Remove "incomplete" TCB support

[zeha]

Remove Owl TCB support, as:

• WITH_TCB was always documented as incomplete.
• util-linux's vipw/vigr have never supported this.

In the context of #999, reimplementing something incomplete in util-linux does not seem like a good idea to me.

[alejandro-colomar]

Reviewed-by: Alejandro Colomar <[email protected]>

Thanks!

[alejandro-colomar]

I'll let someone else merge. I agree with this, but let's confirm with @hallyn or @ikerexxe .

[ikerexxe]

Are you sure this is an incomplete functionality? I know the configure script states it's incomplete, but that could be a leftover. I'd like to make sure that nobody is using this functionality before removing it.

[hallyn]

Looks like it would need to build against https://cvsweb.openwall.com/cgi/cvsweb.cgi/Owl/packages/tcb/tcb/libs/libtcb.c?rev=1.9;content-type=text%2Fplain;only_with_tag=MAIN to get the tcp_drop_priv() etc functions. What distros package those?

[alejandro-colomar]

Here's one: https://madb.mageia.org/package/list/t_search/tcb/application/0.

I found it because it's listed here: https://www.openwall.com/tcb/.

[alejandro-colomar]

Here's another one that I found: https://packages.altlinux.org/en/search/?branch=sisyphus&q=tcb.

[alejandro-colomar]

In Mageia, tcb seems to be unmaintained.

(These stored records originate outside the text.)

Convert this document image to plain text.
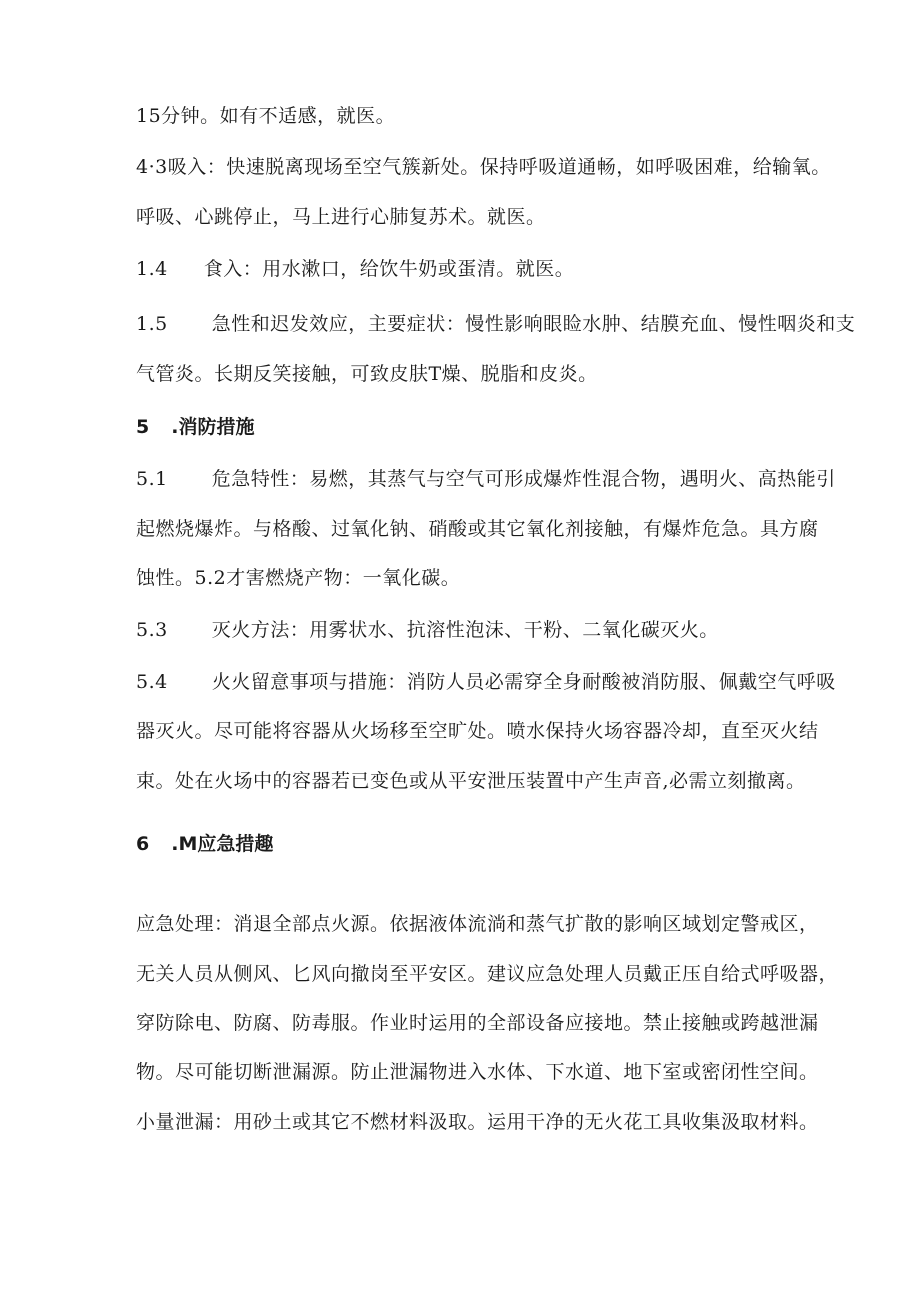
15分钟。如有不适感，就医。
4·3吸入：快速脱离现场至空气簇新处。保持呼吸道通畅，如呼吸困难，给输氧。
呼吸、心跳停止，马上进行心肺复苏术。就医。
1.4 食入：用水漱口，给饮牛奶或蛋清。就医。
1.5 急性和迟发效应，主要症状：慢性影响眼睑水肿、结膜充血、慢性咽炎和支
气管炎。长期反笑接触，可致皮肤T燥、脱脂和皮炎。
5 .消防措施
5.1 危急特性：易燃，其蒸气与空气可形成爆炸性混合物，遇明火、高热能引
起燃烧爆炸。与格酸、过氧化钠、硝酸或其它氧化剂接触，有爆炸危急。具方腐
蚀性。5.2才害燃烧产物：一氧化碳。
5.3 灭火方法：用雾状水、抗溶性泡沫、干粉、二氧化碳灭火。
5.4 火火留意事项与措施：消防人员必需穿全身耐酸被消防服、佩戴空气呼吸
器灭火。尽可能将容器从火场移至空旷处。喷水保持火场容器冷却，直至灭火结
束。处在火场中的容器若已变色或从平安泄压装置中产生声音,必需立刻撤离。
6 .M应急措趣
应急处理：消退全部点火源。依据液体流淌和蒸气扩散的影响区域划定警戒区，
无关人员从侧风、匕风向撤岗至平安区。建议应急处理人员戴正压自给式呼吸器，
穿防除电、防腐、防毒服。作业时运用的全部设备应接地。禁止接触或跨越泄漏
物。尽可能切断泄漏源。防止泄漏物进入水体、下水道、地下室或密闭性空间。
小量泄漏：用砂土或其它不燃材料汲取。运用干净的无火花工具收集汲取材料。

In ALTLinux, the maintainer seems to be @ldv-alt .

[sem-gh]

I'm currently a shadow utilities maintainer in ALTLinux.
In ALTLinux we have been using TCB for years and the TCB support in shadow-utils certainly works,
but our shadow-utils package is heavily patched (not only to support TCB, there are many other ALT-specific patches).
I haven’t tested TCB support in shadow without our patches for a long time, but in any case, I would be glad to see working support for
TCB in the upstream and can prepare a merge request with the necessary changes.
Although I can’t promise that I’ll do this quickly: it will take quite a lot of work to separate our TCB patches from others and may require partialy rewrite them.
In the meantime, please do not remove TCB support from shadow

It seems it's being used.

[jubalh]

What distros package ?

According to https://repology.org/project/tcb/versions only:

• ALT
• Mageia
• Nix
• OpenMandriva
• Rosa

[hallyn]

I'm currently a shadow utilities maintainer in ALTLinux. In ALTLinux we have been using TCB for years and the TCB support in shadow-utils certainly works, but our shadow-utils package is heavily patched (not only to support TCB, there are many other ALT-specific patches). I haven’t tested TCB support in shadow without our patches for a long time, but in any case, I would be glad to see working support for TCB in the upstream and can prepare a merge request with the necessary changes. Although I can’t promise that I’ll do this quickly: it will take quite a lot of work to separate our TCB patches from others and may require partialy rewrite them. In the meantime, please do not remove TCB support from shadow

Thanks, looking forward to a merge request!